- Listen to the Sirens
- Understanding psychological mechanisms with theory and experimental tests
- Award date
- 12 October 2018
- Number of pages
- Document type
- PhD thesis
- Faculty of Economics and Business (FEB)
Behavioral economics is a blooming field at the intersection of economics, psychology, and biology in which we investigate the psychological mechanisms that make humans behave the way they do and ask to what degree and by what criteria we can find reason in their behavior. This thesis contributes to a larger research program within the discipline that aims to systematically extend the mathematical theory of individual and strategic decision making lying at the core of neoclassical microeconomics – as well as the related experimental and empirical literature – in order to account for a richer set of motivations and decision processes.
Chapter I presents an experimental comparison of psychological mechanisms in the context of choice shifts in group decisions. Choice shifts occur when individuals advocate a risky (safe) decision when acting as part of a group even though they prefer a safe (risky) decision when acting as individuals.

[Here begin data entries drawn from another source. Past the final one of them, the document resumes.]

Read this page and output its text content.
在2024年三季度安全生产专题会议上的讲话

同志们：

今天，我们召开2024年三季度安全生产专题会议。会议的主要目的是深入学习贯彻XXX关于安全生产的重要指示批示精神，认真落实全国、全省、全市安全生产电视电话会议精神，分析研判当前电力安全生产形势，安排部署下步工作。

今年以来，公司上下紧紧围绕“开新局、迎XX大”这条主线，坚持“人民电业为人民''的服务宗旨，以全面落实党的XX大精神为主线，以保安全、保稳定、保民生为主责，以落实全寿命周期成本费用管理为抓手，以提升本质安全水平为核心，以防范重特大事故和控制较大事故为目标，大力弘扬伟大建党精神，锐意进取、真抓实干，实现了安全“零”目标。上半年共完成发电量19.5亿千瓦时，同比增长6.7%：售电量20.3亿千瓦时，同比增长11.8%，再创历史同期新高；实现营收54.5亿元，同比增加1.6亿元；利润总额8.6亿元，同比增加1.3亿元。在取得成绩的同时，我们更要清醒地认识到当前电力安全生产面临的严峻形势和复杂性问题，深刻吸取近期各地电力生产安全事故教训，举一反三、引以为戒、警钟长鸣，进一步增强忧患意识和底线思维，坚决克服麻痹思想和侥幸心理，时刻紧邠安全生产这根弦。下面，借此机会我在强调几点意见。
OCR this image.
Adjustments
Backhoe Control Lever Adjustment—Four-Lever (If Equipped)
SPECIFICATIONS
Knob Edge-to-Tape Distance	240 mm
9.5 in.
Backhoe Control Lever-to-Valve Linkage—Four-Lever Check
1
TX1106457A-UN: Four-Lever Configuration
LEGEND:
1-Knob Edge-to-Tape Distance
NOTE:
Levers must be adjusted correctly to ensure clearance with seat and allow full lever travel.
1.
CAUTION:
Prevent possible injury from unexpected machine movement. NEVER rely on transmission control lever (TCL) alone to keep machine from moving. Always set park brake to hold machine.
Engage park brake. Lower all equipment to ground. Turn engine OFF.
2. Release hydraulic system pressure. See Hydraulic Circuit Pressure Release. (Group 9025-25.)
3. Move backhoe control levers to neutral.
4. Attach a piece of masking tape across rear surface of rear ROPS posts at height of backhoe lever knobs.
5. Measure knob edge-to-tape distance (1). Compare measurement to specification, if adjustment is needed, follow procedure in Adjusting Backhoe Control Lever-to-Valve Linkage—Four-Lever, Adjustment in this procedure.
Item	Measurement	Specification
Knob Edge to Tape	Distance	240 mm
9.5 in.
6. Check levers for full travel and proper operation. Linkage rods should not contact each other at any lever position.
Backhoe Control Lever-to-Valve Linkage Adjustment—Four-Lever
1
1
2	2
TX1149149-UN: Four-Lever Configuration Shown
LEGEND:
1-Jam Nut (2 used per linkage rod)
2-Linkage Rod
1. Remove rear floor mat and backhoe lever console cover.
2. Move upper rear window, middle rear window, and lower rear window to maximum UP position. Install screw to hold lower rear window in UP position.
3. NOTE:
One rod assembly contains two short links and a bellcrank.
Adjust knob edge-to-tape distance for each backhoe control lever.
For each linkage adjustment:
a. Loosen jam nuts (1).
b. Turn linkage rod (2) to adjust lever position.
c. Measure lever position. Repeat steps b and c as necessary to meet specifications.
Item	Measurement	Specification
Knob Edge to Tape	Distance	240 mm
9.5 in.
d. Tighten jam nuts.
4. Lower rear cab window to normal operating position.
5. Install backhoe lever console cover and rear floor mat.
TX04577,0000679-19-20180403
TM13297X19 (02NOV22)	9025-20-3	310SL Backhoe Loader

Chapter II uses evolutionary game theory to zoom in on the cognitive underpinnings of cooperation-enhancing behaviors. Building on experimental and theoretical results from the social heuristics literature, we develop a general model of fast (intuitive) and slow (deliberative) cooperation.
Chapter III investigates the foundations of psychological game theory. Psychological game theory is a powerful mathematical framework in which emotions and belief-dependent motivations can be given a mathematically precise representation. In the chapter, we systematically extend common belief in rationality (aka correlated rationalizability) to psychological games.